Niedawno Iwan poprosił swojego prawnika, aby zapoznał się z orzeczeniem. Napisano w nim, że został zatrzymany na ulicy Storożewskiej 8, a funkcjonariusze rzekomo powstrzymywali go przed dokonaniem bezprawnych działań. Cały myk polega na tym, że w każdym odwołaniu Iwan podawał właśnie ten adres, adres swojego rzeczywistego zatrzymania. A w protokole zatrzymania i przesłuchania świadków podano adres Zwycięzców 28, i motyw: krzyczał „Niech żyje Białoruś!”. Ani na komisariacie, ani w sądzie nie przyjęto zeznań i argumentów Iwana, a teraz Komitet Śledczy właśnie potwierdza, że jego zatrzymanie odbyło się pod innym adresem. Albo śledczy przeprowadził kontrolę nieprawidłowo, albo przeprowadził ją prawidłowo, ale wtedy głupcami są funkcjonariusze komisariatu, którzy złożyli fałszywe zeznania. Sami się zapędzili w kozi róg.
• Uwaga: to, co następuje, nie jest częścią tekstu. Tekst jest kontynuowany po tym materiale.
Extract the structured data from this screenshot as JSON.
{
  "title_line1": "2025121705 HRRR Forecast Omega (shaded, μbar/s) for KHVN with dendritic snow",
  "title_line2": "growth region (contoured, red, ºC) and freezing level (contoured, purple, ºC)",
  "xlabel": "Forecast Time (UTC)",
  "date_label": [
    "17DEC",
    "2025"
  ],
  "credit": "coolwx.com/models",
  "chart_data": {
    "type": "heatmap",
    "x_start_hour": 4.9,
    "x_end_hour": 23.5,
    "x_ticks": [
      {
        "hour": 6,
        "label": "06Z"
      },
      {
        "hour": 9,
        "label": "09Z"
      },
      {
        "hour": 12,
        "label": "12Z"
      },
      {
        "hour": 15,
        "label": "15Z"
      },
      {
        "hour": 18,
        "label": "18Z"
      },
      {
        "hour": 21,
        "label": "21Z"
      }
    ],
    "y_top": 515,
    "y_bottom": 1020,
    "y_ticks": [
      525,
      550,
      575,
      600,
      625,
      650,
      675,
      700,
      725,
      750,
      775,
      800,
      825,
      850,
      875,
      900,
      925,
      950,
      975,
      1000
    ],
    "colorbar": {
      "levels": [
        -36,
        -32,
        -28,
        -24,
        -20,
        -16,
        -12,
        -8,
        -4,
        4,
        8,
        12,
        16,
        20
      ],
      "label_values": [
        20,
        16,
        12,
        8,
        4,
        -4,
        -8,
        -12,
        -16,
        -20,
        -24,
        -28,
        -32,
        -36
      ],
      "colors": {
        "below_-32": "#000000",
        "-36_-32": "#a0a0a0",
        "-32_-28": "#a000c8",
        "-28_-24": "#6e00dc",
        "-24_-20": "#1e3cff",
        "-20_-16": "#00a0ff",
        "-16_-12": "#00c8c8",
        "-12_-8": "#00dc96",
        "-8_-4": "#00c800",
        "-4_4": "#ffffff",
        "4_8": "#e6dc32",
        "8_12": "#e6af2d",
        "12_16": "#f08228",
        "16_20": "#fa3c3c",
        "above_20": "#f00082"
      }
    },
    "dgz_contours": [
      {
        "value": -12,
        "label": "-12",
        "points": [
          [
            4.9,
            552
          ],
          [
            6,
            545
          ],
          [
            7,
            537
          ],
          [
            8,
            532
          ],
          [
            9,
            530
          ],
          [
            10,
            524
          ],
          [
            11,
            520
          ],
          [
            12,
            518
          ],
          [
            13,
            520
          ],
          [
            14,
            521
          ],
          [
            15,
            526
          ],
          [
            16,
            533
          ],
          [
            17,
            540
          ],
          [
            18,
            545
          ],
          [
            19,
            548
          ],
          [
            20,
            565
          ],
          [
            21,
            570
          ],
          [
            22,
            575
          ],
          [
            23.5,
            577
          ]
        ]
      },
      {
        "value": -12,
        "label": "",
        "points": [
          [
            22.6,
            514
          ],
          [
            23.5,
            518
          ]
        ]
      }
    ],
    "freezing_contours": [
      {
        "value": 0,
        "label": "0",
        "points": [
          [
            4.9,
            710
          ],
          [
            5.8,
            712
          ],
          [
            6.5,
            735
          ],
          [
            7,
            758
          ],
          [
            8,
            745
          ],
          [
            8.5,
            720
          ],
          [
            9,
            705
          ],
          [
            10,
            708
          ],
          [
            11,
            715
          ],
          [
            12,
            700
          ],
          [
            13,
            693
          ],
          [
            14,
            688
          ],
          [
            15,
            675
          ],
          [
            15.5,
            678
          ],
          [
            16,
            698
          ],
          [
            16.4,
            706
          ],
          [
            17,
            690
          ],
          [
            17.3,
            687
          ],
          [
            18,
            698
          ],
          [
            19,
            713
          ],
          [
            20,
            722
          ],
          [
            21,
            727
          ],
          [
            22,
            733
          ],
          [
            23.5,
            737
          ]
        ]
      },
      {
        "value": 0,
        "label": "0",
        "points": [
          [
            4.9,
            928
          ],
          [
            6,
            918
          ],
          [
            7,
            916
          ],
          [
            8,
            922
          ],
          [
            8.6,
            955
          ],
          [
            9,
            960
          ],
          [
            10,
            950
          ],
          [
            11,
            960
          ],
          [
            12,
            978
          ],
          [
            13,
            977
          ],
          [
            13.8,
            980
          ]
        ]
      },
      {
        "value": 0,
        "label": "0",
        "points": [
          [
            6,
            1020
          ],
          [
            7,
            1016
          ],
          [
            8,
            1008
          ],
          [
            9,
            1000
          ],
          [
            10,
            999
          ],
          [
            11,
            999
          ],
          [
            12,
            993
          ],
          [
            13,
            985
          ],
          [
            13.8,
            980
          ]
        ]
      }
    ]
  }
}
– Kiedy mówi się prawdę, łatwiej jest żyć i oddychać. A oni kłamią. Co teraz wybierze Sąd Najwyższy? Złożyłem również wniosek o ochronę międzynarodową, ale tu są swoje komplikacje. Jeśli tak dalej będzie w kraju, nie będę mógł wrócić przez 5-7 lat, a moi rodzice są w podeszłym wieku. Jest mi ciężko na sercu na myśl, że jeśli coś się stanie, nie będę mógł ich nawet pochować. Ale mam nadzieję i wierzę, że wszystko będzie dobrze.

„Nie mogłem nic nie robić. Moja rodzina zdawała sobie sprawę, że jeśli zostaniemy, aresztują mnie”

– Zdawałem sobie sprawę, że nie mogę przebywać na Białorusi. Szczerze patrzyłem na siebie w lustrze i widziałem, że chodzenie na akcje i robienie czegokolwiek wymagającego wysiłku fizycznego nie jest dla mnie. Myślicie, że nie wiedziałem, że ta papierologia jest bezużyteczna? Ale, po pierwsze, jest to moja wola, a po drugie, pozostanie to przynajmniej w jakichś archiwach dla naszych potomków. Nie mogłem nic nie robić. Moja rodzina zdawała sobie sprawę, że jeśli zostaniemy, aresztują mnie. Mojego przyjaciela, perkusistę, który grał na marszach, skazano na sześć lat. Zawsze będziesz miał czas na utratę wolności. Po tym, co przeżyłem w busie, zrozumiałem, że życie jest jedno, dziś istnieje, a jutro – nie. A ilu ludzi zaginęło… Żyję więc z tą świadomością, że są takie busy, w których jeżdżą te dranie. Nie wiem, co ich motywuje i w jaki sposób się usprawiedliwiają.

Nie mogliśmy ominąć pytania o stan psychiczny i umysłowy Iwana.

– Wiecie, pochodzę z przestępczej dzielnicy, brałem udział w wielu bójkach. Nie mam blizny na duszy, żalu też nie mam. Oczywiście jestem zrozpaczony, że tak się stało, ale dziękuję Bogu za tę sytuację, wiele rzeczy przemyślałem. Swoją drogą, w Europie nigdy nie byłem. A teraz tutaj nawet wznowiłem swoje treningi sportowe. Na Białorusi miałem własny biznes, całkiem niezły (produkcja węgla dla kebabów i kawiarni, a także transport ładunków). Miałem wiele do stracenia. Przecież tam wszystko było ustawione, rozwijaj się sobie, żyj i wychowuj dziecko. Musiałem to wszystko rzucić, w Polsce teraz będę pracować jako taksówkarz. Ale tak się stało, jest to nowy etap w moim życiu.

P.S. Zwracał się z Komitetu Śledczego. Sprawę umorzono z powodu braku znamion czynu zabronionego. Obrażenia były zarejestrowane.